I have been using a fastai TabularLearner on just a tabular data set (all continuous features) and getting respectable results (about equivalent to my results using a random forest model) - this fastai TabularLearner is my baseline. I then tried combining this in a multimodal model with associated text data and got poor results. To debug, I went back to only tabular data but did not use fastai - got poor results. I double and triple checked my normalization technique, fit function, etc.; they all seemed good. I then tried a ridiculous thing, the results of which are baffling to me.

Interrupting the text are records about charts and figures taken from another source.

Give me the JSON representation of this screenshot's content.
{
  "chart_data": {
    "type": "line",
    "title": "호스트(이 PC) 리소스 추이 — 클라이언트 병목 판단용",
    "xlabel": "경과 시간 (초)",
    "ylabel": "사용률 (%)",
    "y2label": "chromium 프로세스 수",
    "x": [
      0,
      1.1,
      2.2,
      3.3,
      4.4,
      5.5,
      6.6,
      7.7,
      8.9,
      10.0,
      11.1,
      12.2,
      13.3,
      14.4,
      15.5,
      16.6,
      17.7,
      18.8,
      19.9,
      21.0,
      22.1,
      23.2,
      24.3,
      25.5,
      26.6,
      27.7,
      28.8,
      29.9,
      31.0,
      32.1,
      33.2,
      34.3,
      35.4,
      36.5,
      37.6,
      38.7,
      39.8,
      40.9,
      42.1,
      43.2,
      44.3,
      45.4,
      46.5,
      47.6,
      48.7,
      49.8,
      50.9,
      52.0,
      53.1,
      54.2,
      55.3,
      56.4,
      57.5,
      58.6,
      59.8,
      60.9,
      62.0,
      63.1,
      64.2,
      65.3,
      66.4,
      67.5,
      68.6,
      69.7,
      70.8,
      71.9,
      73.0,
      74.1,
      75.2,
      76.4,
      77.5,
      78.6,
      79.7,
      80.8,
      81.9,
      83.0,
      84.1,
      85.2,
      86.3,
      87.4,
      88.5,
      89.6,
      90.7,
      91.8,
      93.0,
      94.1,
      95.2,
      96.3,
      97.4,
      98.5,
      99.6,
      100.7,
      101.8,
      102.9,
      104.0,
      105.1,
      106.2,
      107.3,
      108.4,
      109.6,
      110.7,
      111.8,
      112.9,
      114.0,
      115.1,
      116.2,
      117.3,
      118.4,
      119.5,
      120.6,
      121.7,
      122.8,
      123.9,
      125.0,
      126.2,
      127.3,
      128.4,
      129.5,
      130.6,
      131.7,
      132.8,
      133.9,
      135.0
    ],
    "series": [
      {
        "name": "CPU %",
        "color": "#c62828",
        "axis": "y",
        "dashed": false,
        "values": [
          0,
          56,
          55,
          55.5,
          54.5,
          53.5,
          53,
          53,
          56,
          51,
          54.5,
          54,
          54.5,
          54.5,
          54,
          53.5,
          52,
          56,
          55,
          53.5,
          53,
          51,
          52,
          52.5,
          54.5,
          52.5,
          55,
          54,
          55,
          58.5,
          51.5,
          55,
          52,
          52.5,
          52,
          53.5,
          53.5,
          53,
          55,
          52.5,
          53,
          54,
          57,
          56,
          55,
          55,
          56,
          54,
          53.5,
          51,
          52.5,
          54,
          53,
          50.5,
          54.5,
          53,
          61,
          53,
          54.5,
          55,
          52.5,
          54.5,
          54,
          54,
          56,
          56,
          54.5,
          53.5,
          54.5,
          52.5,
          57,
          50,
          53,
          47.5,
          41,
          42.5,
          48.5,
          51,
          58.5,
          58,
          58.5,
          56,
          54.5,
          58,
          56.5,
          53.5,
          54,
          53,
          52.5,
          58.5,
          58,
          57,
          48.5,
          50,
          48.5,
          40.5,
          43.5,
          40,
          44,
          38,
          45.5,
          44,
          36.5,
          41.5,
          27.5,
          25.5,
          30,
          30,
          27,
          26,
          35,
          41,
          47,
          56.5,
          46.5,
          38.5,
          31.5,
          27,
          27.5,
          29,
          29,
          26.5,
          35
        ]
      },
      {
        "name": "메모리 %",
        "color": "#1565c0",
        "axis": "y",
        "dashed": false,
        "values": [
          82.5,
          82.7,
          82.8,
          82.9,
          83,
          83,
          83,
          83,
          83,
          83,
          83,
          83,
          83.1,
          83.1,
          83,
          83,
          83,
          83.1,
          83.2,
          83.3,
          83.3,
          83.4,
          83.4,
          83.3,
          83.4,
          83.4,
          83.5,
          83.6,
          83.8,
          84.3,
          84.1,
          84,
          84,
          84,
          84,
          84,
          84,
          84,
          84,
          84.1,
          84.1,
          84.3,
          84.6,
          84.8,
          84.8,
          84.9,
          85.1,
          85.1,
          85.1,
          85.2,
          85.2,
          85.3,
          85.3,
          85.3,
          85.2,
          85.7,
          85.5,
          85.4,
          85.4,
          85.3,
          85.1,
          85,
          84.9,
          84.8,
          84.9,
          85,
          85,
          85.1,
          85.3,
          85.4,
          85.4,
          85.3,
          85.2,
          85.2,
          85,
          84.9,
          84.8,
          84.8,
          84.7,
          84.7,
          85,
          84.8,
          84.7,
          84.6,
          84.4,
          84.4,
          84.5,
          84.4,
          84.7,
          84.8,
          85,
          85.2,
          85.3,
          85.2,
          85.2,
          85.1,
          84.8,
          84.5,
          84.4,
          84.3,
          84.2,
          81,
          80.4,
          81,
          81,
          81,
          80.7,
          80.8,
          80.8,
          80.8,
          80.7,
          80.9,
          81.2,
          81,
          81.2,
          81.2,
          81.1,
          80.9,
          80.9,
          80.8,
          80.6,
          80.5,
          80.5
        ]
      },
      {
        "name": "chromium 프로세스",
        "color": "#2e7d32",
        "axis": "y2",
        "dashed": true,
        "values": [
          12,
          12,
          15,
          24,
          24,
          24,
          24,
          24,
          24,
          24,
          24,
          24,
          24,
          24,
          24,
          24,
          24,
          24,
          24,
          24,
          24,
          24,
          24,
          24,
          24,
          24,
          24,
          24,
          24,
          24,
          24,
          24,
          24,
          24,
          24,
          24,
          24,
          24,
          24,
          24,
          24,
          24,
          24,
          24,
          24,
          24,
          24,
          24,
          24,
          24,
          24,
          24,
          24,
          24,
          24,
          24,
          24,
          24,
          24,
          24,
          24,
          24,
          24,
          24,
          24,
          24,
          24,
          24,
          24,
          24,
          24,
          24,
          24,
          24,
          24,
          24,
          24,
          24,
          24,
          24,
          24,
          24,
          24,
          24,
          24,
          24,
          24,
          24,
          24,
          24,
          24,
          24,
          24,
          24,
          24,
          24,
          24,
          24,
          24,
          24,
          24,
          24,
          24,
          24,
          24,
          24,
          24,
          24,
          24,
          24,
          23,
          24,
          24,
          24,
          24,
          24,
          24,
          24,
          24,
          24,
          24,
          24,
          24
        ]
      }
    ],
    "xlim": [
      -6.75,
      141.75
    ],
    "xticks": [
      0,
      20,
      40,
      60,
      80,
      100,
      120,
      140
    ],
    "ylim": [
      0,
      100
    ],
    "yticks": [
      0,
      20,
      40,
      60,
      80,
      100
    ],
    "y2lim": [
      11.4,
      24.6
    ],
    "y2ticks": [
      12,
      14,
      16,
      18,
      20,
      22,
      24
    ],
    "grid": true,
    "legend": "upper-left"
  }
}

I used fastai and left everything the same as my baseline, except I manually inserted the model:
import fastai.tabular as tab import fastai.layers as fast_layers # Make databunch procs = [tab.Normalize] train_val_data_df = d_in.loc[train_val_df_indices].merge(d_out.loc[train_val_df_indices][clf_target], left_index=True, right_index=True) fast_data = tab.TabularDataBunch.from_df('.', train_val_data_df, clf_target, \ valid_idx=val_iloc_indices, test_df=full_test_df[in_cols], procs=procs) # Model architecture layers = [337, 290, 82] dropouts = [0.3, 0.3, 0.07] learner = tab.tabular_learner(fast_data, layers=layers, ps=dropouts, metrics=tab.accuracy) weights = torch.Tensor([0.413250185, 0.586749815]).cuda() learner.loss_func = fast_layers.CrossEntropyFlat(weight=weights) # Added the line below and that's the only change I made learner.model = tab.TabularModel(emb_szs=, n_cont=len(in_cols), out_sz=2, layers=layers, ps=dropouts).cuda()
This model should be the exact same as the one that is created in
tab.tabular_learner(...), but yet I get poor results when doing this. The losses look worse, as do my domain-specific results.

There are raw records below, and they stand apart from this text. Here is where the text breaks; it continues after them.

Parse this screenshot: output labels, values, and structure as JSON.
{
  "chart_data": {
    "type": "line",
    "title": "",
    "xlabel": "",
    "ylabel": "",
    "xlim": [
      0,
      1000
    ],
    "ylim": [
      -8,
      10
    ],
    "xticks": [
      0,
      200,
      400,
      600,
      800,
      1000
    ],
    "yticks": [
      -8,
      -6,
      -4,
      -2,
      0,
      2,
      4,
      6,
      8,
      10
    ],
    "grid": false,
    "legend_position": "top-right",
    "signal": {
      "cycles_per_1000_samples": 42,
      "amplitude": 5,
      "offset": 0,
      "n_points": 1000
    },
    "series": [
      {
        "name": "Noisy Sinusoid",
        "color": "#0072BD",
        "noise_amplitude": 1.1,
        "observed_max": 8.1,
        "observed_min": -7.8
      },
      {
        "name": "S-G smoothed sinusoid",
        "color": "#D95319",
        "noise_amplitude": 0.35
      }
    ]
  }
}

Manually inserted model loss:
Also the results of executing
learner.lr_find(1e-10, 1, num_it=1000)also changes drastically.
Manually inserted model lr_find:
The domain-specific metrics were substantially worse.
It seems to me like something must be happening in fastai’s tabular_learner that messes with the model after it instantiates it, but looking through the source code I can’t seem to find what it is. Any suggestions? What fastai magic am I not replicating? Recall that the only thing I changed was inserting manually the model that TabularLearner makes; I still used the same databunch and learner.fit functions as my baseline.